O północy w całej Grecji rozbrzmiewają odgłosy dzwonów kościelnych, słychać huk petard i odpalanych fajerwerków. Wszyscy są szczęśliwy, że Jezus zmartwychwstał i wypowiadają słowa „Christos Anesti” (co oznacza Chrystus zmartwychwstał), oraz „Alithos Anesti” (prawdziwie zmartwychwstał). Wszyscy się radują i życzą sobie wszystkiego najlepszego, czyli „Hronia polla!” co w wolnym tłumaczeniu oznacza wielu lat.
Następnie każdy udaje się do domu na długo wyczekiwany posiłek, uważając przy tym by świeca nie zgasła. Przed wejściem do domu, na górnej framudze głównych drzwi, dymem ze świecy wykonuje się znak krzyża. Jest to stara tradycja, rysunek krzyża jest znakiem bożej łaski i opieki, ma przynieść szczęście i chronić domowników.
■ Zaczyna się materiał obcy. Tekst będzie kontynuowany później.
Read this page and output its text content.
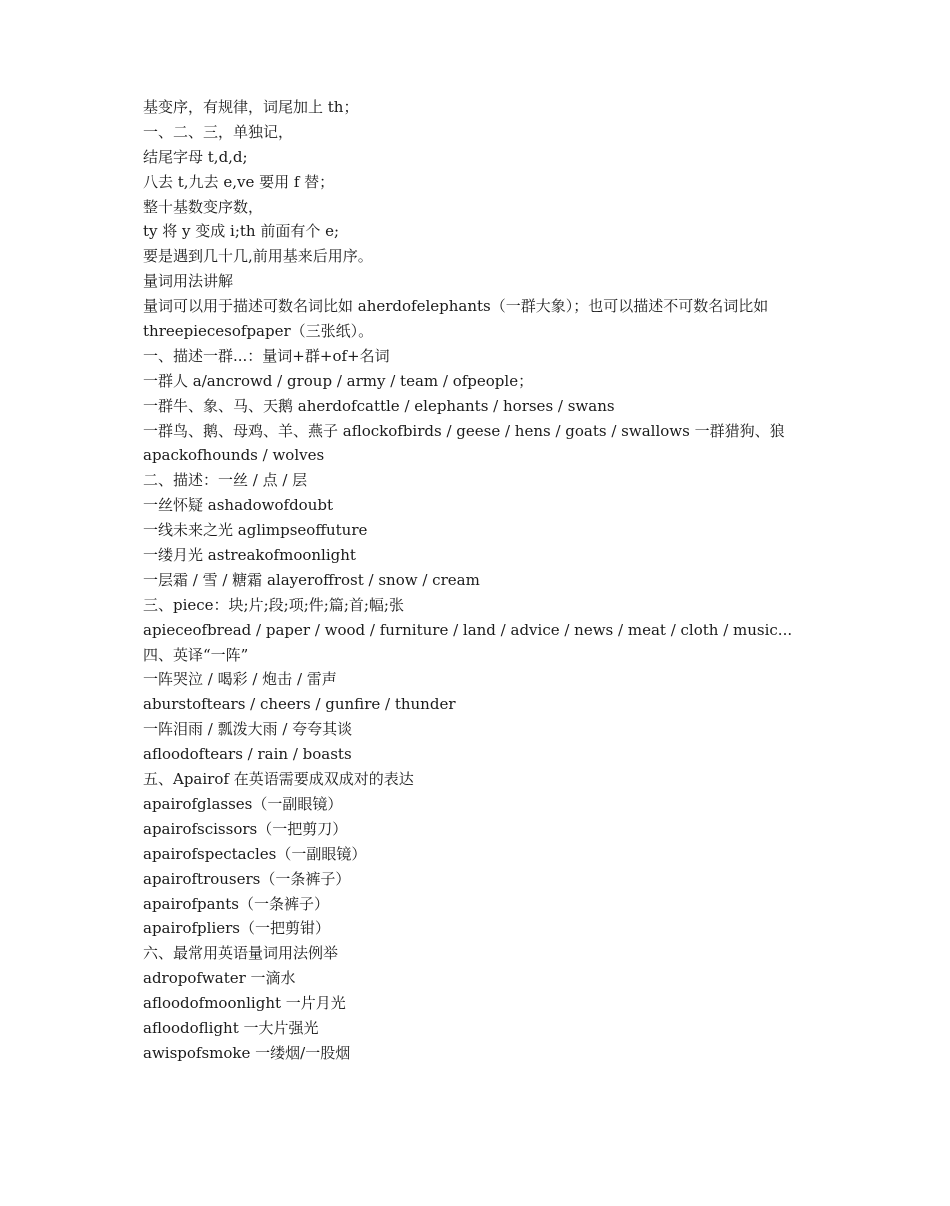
基变序，有规律，词尾加上 th；
一、二、三，单独记，
结尾字母 t,d,d;
八去 t,九去 e,ve 要用 f 替；
整十基数变序数，
ty 将 y 变成 i;th 前面有个 e;
要是遇到几十几,前用基来后用序。
量词用法讲解
量词可以用于描述可数名词比如 aherdofelephants（一群大象）；也可以描述不可数名词比如
threepiecesofpaper（三张纸）。
一、描述一群...：量词+群+of+名词
一群人 a/ancrowd / group / army / team / ofpeople；
一群牛、象、马、天鹅 aherdofcattle / elephants / horses / swans
一群鸟、鹅、母鸡、羊、燕子 aflockofbirds / geese / hens / goats / swallows 一群猎狗、狼
apackofhounds / wolves
二、描述：一丝 / 点 / 层
一丝怀疑 ashadowofdoubt
一线未来之光 aglimpseoffuture
一缕月光 astreakofmoonlight
一层霜 / 雪 / 糖霜 alayeroffrost / snow / cream
三、piece：块;片;段;项;件;篇;首;幅;张
apieceofbread / paper / wood / furniture / land / advice / news / meat / cloth / music...
四、英译“一阵”
一阵哭泣 / 喝彩 / 炮击 / 雷声
aburstoftears / cheers / gunfire / thunder
一阵泪雨 / 瓢泼大雨 / 夸夸其谈
afloodoftears / rain / boasts
五、Apairof 在英语需要成双成对的表达
apairofglasses（一副眼镜）
apairofscissors（一把剪刀）
apairofspectacles（一副眼镜）
apairoftrousers（一条裤子）
apairofpants（一条裤子）
apairofpliers（一把剪钳）
六、最常用英语量词用法例举
adropofwater 一滴水
afloodofmoonlight 一片月光
afloodoflight 一大片强光
awispofsmoke 一缕烟/一股烟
Następnie po wejściu do domu świecą zapala się „znicz” w domowym ołtarzyku z ikonami świętych. Każdy grecki dom ma taki kącik i w każdym powinien pojawić płomień z Jeruzalem.
W końcu Grecy mogą zasiąść do stołu. Czeka na nich tradycyjna zupa magierica, w jej skład wchodzi wątróbka, flaczki jagnięce, sałata i zacierka z jajka i soku z cytryny. Dla wielu młodych Greków jest to noc zabawy do białego rana.
W niedzielę od wczesnego rana w każdym greckim domu rozpoczyna się wielkie grillowanie jagniąt oraz kokoretsi, czyli podrobów (kawałki śledziony, wątroby, serca itp. w baranich flakach), które serwowane jest jako przystawka. Grecy spędzają ten czas siedząc w ogrodach lub na tarasach przy rożnach i zewsząd dobiega głośna grecka muzyka. Na stołach znajdziemy tzatziki oraz nabiały i długo wyczekiwane mięsa. Jako uzupełnienie obiadu są smażone ziemniaki i zielona sałata. Tradycyjnym wielkanocnym smakołykiem są koulourakia, czyli maślane ciasteczka oraz tsoureki (chałka) przyozdobiona jajkami. Dzieci zajadają czekoladowe jajeczka i króliczki. Jeśli jest się chrzestnym, w tym dniu należy wręczyć dziecku wartościowy prezent.
W Wielkanoc rozbija się wcześniej gotowane i barwione jajka, jest to tradycja i jednocześnie zabawa. Jedna osoba wypowiada słowa „Christos Anestis” po czym uderza w jajko drugiej osoby, która odpowiada „Alithos Anestis„. Rozbijanie jajek ma przynosić szczęście, wygrywa osoba której jajko nie pękło po zderzeniu.
Wielkanoc to czas radości i rodzinnej biesiady, przy akompaniamencie wina, retsiny i piwa. Jeszcze wiele dni po Wielkanocy wszyscy wzajemnie się pozdrawiają i życzą sobie Hronia polla!